In seinem zweiten Spielfilm saß
Andrea Bianchi nicht alleine auf dem Regiestuhl, sondern teilte sich die Regie mit
James Kelley. Zu welchen Teilen hier welcher Regisseur für den Film verwantwortlich war konnte ich leider nicht in Erfahrung bringen, aber anhand meiner bisherigen Kenntnisse von Andrea Bianchi´s Werken, denke ich schon zu wissen welche Szenen von ihm inszeniert wurden. Im Allgemeinen würde ich jedoch sagen das
James Kelley den größeren Anteil des Filmes inszeniert hat und
Andrea Bianchi nur ein paar Sequenzen, diese aber absolut passend zum Film und sehr verstörend, drehte.
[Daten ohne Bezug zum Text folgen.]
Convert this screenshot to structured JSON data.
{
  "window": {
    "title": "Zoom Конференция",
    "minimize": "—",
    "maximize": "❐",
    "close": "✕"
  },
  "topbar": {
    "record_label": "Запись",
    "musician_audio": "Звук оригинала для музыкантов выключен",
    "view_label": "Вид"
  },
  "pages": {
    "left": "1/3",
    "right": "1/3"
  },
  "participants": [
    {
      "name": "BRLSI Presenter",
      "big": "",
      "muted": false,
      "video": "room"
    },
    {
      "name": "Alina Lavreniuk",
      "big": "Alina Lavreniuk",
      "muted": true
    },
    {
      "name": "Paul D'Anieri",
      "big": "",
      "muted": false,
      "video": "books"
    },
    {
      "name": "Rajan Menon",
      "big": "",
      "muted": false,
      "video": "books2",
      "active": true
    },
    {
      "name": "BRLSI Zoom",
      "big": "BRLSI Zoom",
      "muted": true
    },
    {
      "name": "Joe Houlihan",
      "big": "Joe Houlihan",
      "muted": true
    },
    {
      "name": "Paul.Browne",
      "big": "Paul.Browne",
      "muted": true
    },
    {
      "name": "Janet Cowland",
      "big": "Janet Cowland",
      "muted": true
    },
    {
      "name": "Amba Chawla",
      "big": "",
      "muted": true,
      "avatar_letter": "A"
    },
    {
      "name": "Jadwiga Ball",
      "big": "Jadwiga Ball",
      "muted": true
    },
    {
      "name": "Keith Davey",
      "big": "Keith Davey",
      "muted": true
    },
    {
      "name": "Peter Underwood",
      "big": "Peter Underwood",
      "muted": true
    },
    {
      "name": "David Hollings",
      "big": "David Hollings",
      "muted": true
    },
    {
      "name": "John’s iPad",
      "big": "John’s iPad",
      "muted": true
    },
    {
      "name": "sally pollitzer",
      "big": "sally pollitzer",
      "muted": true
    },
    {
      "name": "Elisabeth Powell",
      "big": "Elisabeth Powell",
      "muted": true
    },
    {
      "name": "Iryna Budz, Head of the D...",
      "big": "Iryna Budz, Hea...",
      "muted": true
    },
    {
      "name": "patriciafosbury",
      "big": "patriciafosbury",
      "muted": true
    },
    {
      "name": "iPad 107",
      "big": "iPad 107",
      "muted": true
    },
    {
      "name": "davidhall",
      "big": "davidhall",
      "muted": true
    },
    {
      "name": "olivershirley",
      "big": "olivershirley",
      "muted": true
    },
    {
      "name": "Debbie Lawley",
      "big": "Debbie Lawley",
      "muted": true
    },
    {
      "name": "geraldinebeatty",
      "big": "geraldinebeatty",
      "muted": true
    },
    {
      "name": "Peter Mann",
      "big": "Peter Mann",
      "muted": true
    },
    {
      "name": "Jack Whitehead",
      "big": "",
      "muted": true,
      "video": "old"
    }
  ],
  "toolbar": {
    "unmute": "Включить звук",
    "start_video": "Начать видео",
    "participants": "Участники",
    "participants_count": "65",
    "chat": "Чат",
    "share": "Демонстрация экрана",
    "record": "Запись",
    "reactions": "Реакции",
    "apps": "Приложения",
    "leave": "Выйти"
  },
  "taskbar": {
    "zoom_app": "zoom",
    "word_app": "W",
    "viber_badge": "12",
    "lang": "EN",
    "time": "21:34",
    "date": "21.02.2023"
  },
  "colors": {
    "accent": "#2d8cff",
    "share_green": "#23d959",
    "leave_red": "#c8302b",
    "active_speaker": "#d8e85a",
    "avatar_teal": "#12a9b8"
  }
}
Es handelt sich bei
Diabolisch zwar nicht um einen Gialli, aber dennoch um einen interessanten Genre Film aus den 70ern und somit war mein Interesse definitiv geweckt. Die Story basiert auf der Novelle
Turning of the Screw von
Henry Thomas, welche bereits schon für
Das Schloss des Schreckens von 1961 als Inspiration diente.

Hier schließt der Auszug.